In a medium-sized developing country, the essential function of Central Bank is to provide a supply of funds for payment and loans in accordance with the expansion of the real economy and, at the same time, cherish the volume of foreign reserves protect the local currency in which these means of payment and credit are expressed against the volatility of the global financial market. Currency and credit for the domestic stock market and reserves of the intervention reserves it I will soften the outer flow.

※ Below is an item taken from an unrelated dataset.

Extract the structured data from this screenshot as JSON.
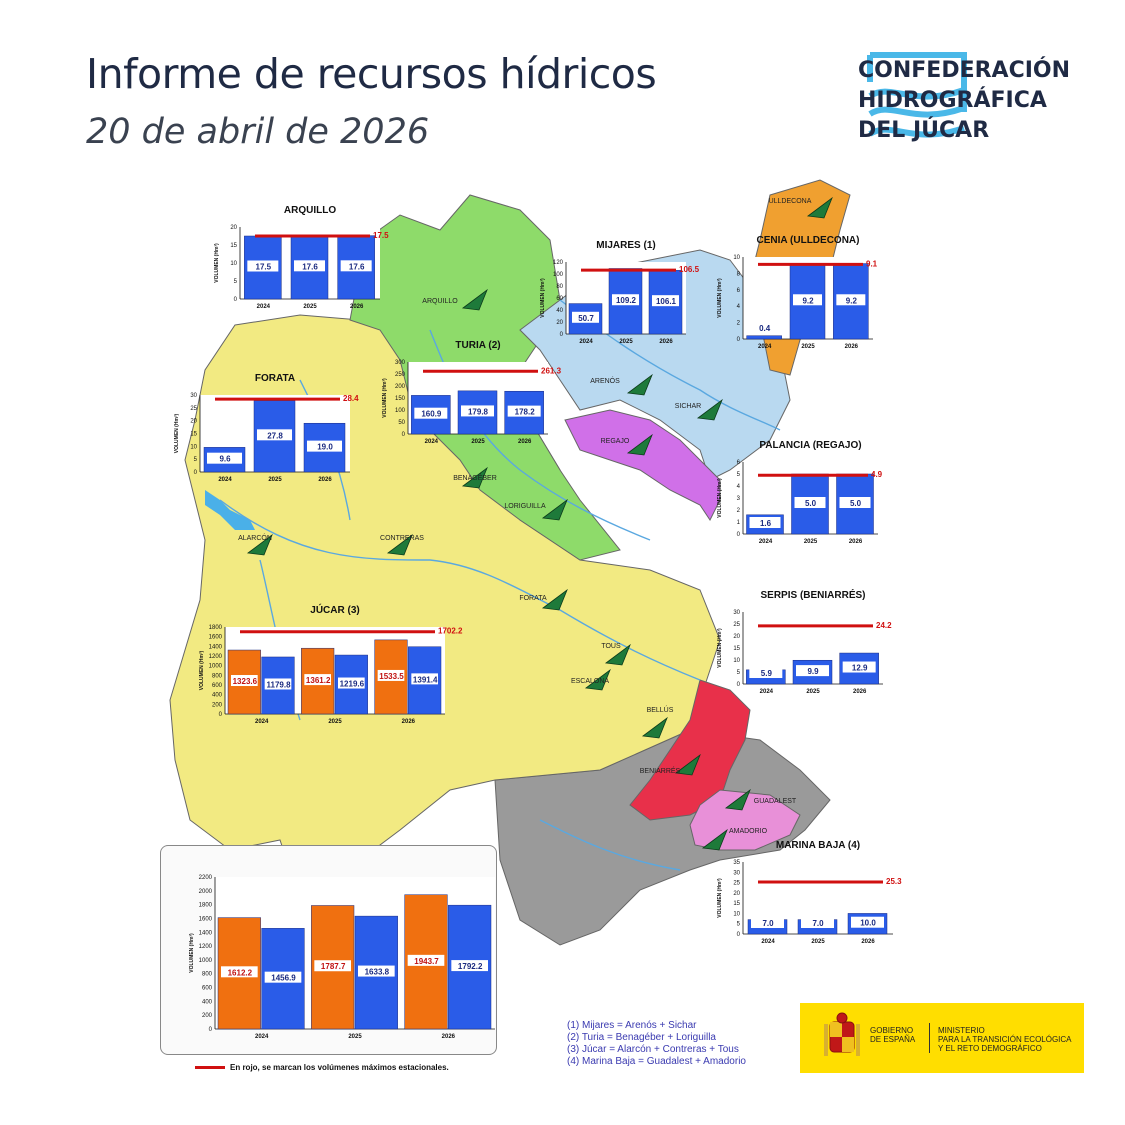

From the beginning of his management the national government went the opposite way, signed by commercial and financial opening in a world of tension, freeing the movement of currencies and the domination of financial income through instruments issued by the governing body that provides a positive real interest rate in relation to the development of the exchange rate. High interest rate, free movement of currencies and extensive financial revenues in dollars. An explosive cocktail if there is one, especially in a world of high protectionism, a crisis of multilateralism and restrictions on international liquidity.
Sturzenegger, the first president of BCRA, was committed to expanding the issuance of the letter of the Central Bank (LEBAK) to the open market at levels that exceeded the monetary base. When the outbreak began, Caputo used the first IMF $ 15,000m payment to ease the bulk of LEBECK that was issued by its predecessor, and now Sandlerus used half of the second withdrawal of the multilateral agency of U $ S 5.631 million to complete the payment to LEBEK that were outside the financial system. The remaining letters were mandatory submitted to banks and became liquid letters or LELIQ.
Government celebrates the deactivation of the pump on financial instruments speculative that he created with his monetary policy, without measuring what he was doing U $ S 17.7 billion in debt with the IMF in exchange for painful adjustment plus the loss of foreign exchange reserves that are estimated 10,000 million dollars.
This tour is essential to know, in principle, whether this policy of the central bank that promotes financial recovery and capital outflow is over and, secondly, if the stability of the exchange between floating bands is viable.
That was said in the previous columnsthat the Alliance is changing despite the fact that it has achieved the sanction from the National Budget for adjustment, the favorable vote of the IMF board to extend the original agreement and a certain exchange "pax" could not reconstruct the private offer of foreign currency. Assessing the behavior of the foreign reserves, it was noted that Sandelis came to the Governing Body in the amount of 49,568 million US dollars and by November 16 was 52.198 million dollars. The increase was $ 2,630 million. But if the second IMF payment of $ 5,631 million is denied, loss of reserves in 38 working days was 3,001 million US dollars. Capital drainage continues.
X-ray behavior of foreign exchange reserves, let's see what happens to the weights, the situation described in the following table:
Analyzing the policy pursued by the new BCRA authorities, it coincides with plan for double zero, the monetary base fell by -6.7%, while loans to the private sector declined by -2.2%. The restrictive monetary and credit policies deepen the current recession.
In return, Liquidity Letters (LELIQ) that replaced LEBACs increased by 110.9%, generating an incredible $ 355,460 million in just a month and a half at rates that started at about 73%, and the last cuts are 10 points below that cap. This change in banks' private sector lending assets due to liquidated letters at very high rates is financed by the growth of fixed-term deposits of the public in the financial system of US $ 190,758 million, 24.7% and in several months and a half
The growth of the wider monetary aggregate (M3) is then explained by 5%, despite the restriction of the monetary policy. All weights are closed in banks with letters and certificates of deposits.
Sandleris grants the monetary base and the private loan, but at the same time Expenentially expands speculative financial instruments, concentrating on the effects of this policy in the banking system. Not "loose" on the market to put pressure on foreign exchange reserves, but rather "a letter" to the letter of the high-rate banks it finances. it forces the capture of deposits also at high rates. Documents are filled in financial institutions that are funded by deposits, whose owners see at the time of each monthly renewal how much the dollar is quoted and what is the offered interest rate.
There are no longer "monthly fees" with the maturity of LEBAC that put the market in limbo, but there is a overlap of the tension between the interest rate / rate of devaluation, in which if the first the bank can be very complicated.
The central bank disarmed the bomb "LEBEK", but again reinforced the "LELIK" bomb. The difference is that the second is inside the banks.